Macedonia’s current leader Gruevski has openly stated that Macedonia will not join the Turkish Stream project until the European Commission and Gazprom see eye to eye on the project.
But with Macedonia locked in a political crisis that may topple the Gruevski government, and opposition leader Zoran Zaev on the record stating that he “supports all pipelines,” Macedonia’s orientation in the big energy game unfolding in the Balkans is far from certain.
A wiretapping scandal is rocking the country, exposing the Gruevski cabinet to accusations of corruption, and sparked mass protests in the capital, Skopje. Gruevski and Zaev met in Brussels last week to find a solution to the crisis. But a EU-sponsored deal, and with it the future path of the South Stream pipeline, remains elusive.
Hopes for rescheduled elections in Macedonia in 2016 stalled as all parties left Brussels with no deal in hand. In a statement released minutes after negotiations ended Friday, European Commissioner for Enlargement Negotiations Johannes Hahn expressed his disappointment in a “lack of responsibility and leadership” and that “citizens deserve better: democracy, the rule of law and a European future.”
That European future remains a hazy prospect for Macedonia. Without a deeper engagement from Brussels, and money from Western investors, Russia and its cheap gas in exchange for ties to Moscow will remain an attractive partner.
“The rest of the world doesn’t share Brussels' and Washington’s view that ‘Russia is an isolated country.’ And neither does the private sector,” said the Brookings Institution’s Boersma.

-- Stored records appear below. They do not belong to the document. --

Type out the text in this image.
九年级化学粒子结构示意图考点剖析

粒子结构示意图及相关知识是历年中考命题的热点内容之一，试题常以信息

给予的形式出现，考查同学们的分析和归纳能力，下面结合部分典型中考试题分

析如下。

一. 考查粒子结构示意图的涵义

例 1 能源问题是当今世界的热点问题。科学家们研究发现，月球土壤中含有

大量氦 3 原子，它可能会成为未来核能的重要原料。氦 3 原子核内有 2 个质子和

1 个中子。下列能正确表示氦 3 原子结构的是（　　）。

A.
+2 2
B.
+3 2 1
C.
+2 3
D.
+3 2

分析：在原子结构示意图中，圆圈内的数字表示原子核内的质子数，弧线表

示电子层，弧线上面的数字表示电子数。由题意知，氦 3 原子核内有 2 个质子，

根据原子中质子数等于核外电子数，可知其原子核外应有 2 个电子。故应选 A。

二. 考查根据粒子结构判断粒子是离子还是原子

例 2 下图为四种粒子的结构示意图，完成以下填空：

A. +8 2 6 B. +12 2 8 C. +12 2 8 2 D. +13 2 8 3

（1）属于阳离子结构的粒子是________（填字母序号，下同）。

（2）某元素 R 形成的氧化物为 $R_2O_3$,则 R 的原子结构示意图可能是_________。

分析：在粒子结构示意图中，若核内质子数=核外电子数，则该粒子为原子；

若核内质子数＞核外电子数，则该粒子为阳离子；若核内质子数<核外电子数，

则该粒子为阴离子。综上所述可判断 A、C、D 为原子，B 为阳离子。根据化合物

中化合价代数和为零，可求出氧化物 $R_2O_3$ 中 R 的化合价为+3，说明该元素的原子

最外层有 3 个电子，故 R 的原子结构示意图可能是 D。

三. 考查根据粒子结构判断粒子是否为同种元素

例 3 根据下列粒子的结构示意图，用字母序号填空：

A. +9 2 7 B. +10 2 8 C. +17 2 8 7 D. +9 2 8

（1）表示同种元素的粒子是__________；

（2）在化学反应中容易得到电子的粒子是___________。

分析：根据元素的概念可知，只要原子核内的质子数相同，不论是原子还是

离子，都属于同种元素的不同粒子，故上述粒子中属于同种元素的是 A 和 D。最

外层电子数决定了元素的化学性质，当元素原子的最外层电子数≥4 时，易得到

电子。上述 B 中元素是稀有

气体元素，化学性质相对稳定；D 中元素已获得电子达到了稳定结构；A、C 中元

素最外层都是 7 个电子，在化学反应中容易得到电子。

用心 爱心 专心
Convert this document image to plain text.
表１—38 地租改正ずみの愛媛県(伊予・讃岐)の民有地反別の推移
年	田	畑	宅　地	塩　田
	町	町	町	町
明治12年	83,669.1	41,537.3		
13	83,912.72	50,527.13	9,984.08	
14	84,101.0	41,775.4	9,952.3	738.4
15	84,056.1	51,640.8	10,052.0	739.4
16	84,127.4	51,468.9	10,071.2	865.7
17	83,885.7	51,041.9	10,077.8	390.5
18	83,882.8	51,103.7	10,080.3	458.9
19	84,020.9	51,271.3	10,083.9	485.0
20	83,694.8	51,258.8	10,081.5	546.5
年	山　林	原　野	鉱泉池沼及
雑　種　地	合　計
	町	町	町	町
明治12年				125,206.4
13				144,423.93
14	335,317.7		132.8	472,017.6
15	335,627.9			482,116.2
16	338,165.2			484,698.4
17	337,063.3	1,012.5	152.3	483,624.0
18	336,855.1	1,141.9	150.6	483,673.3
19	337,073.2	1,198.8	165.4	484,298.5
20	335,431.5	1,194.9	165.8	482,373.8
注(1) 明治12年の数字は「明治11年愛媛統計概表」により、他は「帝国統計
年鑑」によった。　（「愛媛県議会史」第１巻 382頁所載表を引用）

Turkish Stream is a challenging, expensive project, but Moscow already has promised that it will lend Greece the $2 billion needed for initial construction. Those prospects of investment from Russia are proving hard to resist. “There is a possibility to break Central and Eastern Europe’s single-market dependency on Gazprom,” said Boersma. “But significant investment from the West will be required. I’m not so sure that this will come.”